Neil Gorsuch needs only a simple majority vote in order to be confirmed by the Senate. But before there’s even a vote to confirm, there is a procedural cloture vote that has to take place, and that’s to end debate.
If there are enough senators who don’t want to ‘end the debate,’ then you have a filibuster. (To be clear, they’re not actually wanting to debate anything; they just want to block his confirmation, because…Trump). And in order to bypass the filibuster, there needs to be 60 votes.
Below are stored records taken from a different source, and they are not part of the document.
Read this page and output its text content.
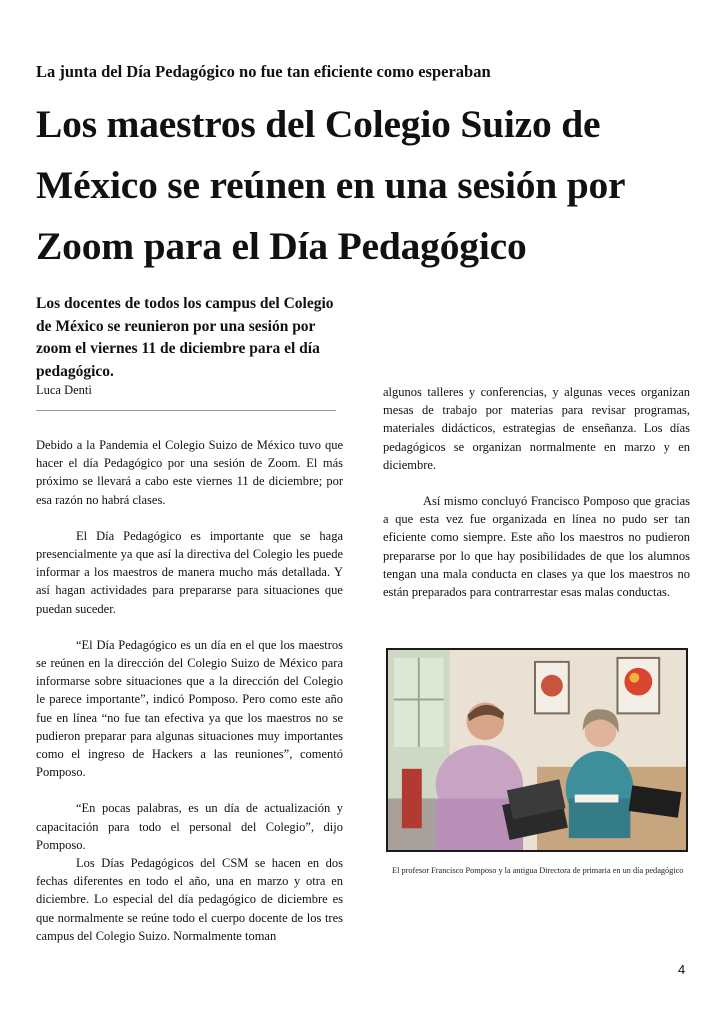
La junta del Día Pedagógico no fue tan eficiente como esperaban

Los maestros del Colegio Suizo de México se reúnen en una sesión por Zoom para el Día Pedagógico

Los docentes de todos los campus del Colegio de México se reunieron por una sesión por zoom el viernes 11 de diciembre para el día pedagógico.

Luca Denti

Debido a la Pandemia el Colegio Suizo de México tuvo que hacer el día Pedagógico por una sesión de Zoom. El más próximo se llevará a cabo este viernes 11 de diciembre; por esa razón no habrá clases.

El Día Pedagógico es importante que se haga presencialmente ya que así la directiva del Colegio les puede informar a los maestros de manera mucho más detallada. Y así hagan actividades para prepararse para situaciones que puedan suceder.

“El Día Pedagógico es un día en el que los maestros se reúnen en la dirección del Colegio Suizo de México para informarse sobre situaciones que a la dirección del Colegio le parece importante”, indicó Pomposo. Pero como este año fue en línea “no fue tan efectiva ya que los maestros no se pudieron preparar para algunas situaciones muy importantes como el ingreso de Hackers a las reuniones”, comentó Pomposo.

“En pocas palabras, es un día de actualización y capacitación para todo el personal del Colegio”, dijo Pomposo.

Los Días Pedagógicos del CSM se hacen en dos fechas diferentes en todo el año, una en marzo y otra en diciembre. Lo especial del día pedagógico de diciembre es que normalmente se reúne todo el cuerpo docente de los tres campus del Colegio Suizo. Normalmente toman

algunos talleres y conferencias, y algunas veces organizan mesas de trabajo por materias para revisar programas, materiales didácticos, estrategias de enseñanza. Los días pedagógicos se organizan normalmente en marzo y en diciembre.

Así mismo concluyó Francisco Pomposo que gracias a que esta vez fue organizada en línea no pudo ser tan eficiente como siempre. Este año los maestros no pudieron prepararse por lo que hay posibilidades de que los alumnos tengan una mala conducta en clases ya que los maestros no están preparados para contrarrestar esas malas conductas.

El profesor Francisco Pomposo y la antigua Directora de primaria en un día pedagógico

4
The Democrats need 41 votes in order to effectively block the process from getting to the confirmation vote on the senate floor. Now, it looks as though they’ve got the 41 votes needed. If that’s the case, the Republicans need 60 votes in order to move forward. Until then, Gorsuch’s confirmation will remain in limbo. From the New York Times:
Senate Democrats on Monday appeared to secure the votes necessary to filibuster the Supreme Court nomination of Judge Neil M. Gorsuch, sending the body hurtling toward a bitter partisan confrontation later this week.
With an announcement from Senator Christopher Coons, Democrat of Delaware, during the Senate Judiciary Committee’s hearing to vote on Judge Gorsuch’s nomination, Democrats had found their 41st vote in support of a filibuster.
The Senate Judiciary Committee was poised to approve the nomination later on Monday in a likely party-line vote to move President Trump’s selection to the Senate floor.
Everyone knows how Chuck Schumer’s flip-flopped on this issue over and over again, depending on which party holds the majority.
On Sunday, Senate Majority Leader Mitch McConnell was confident that Gorsuch would be confirmed this week. “How that happens really depends on our Democratic friends, how many of them are willing to oppose cloture on a partisan basis to kill a Supreme Court nominee, never happened before in history, the whole history of the country,” McConnell told Chuck Todd on Meet the Press.
“In fact,” he said, “filibustering judges at all is a rather recent phenomenon, started by your next guest, Senator Schumer, after George Bush 43 got elected president.”
McConnell pointed out that Clarence Thomas, nominated by George H. W. Bush, was confirmed with a 52-48 vote without any senator claiming he had to reach 60 votes.
Chuck Todd asked his next guest Chuck Schumer, “Why should Senator McConnell work with you guys on this, when you changed the rules first when you decided to do this?”
“And again, a change that you yourself said this week and two months ago that you regret and it was a mistake?” Todd added. Here’s how Schumer responded:
But I don’t regret not changing it for the Supreme Court. And let me read you a quote of Mr. McConnell, you like to put up quotes. He said, “I think we can stipulate, and my good friends on the other side of the aisle stipulated from time to time over the years when they were in the minority that in the Senate, it takes 60 votes on controversial matters.” That has been the tradition of the Senate for a long time. This is nothing new.
The Meet the Press host prodded him further: “Then why did you change the rules in the first place? I go back to this because now we’re going down the slippery slope. And everybody has hypocrisy on their side to point the finger.”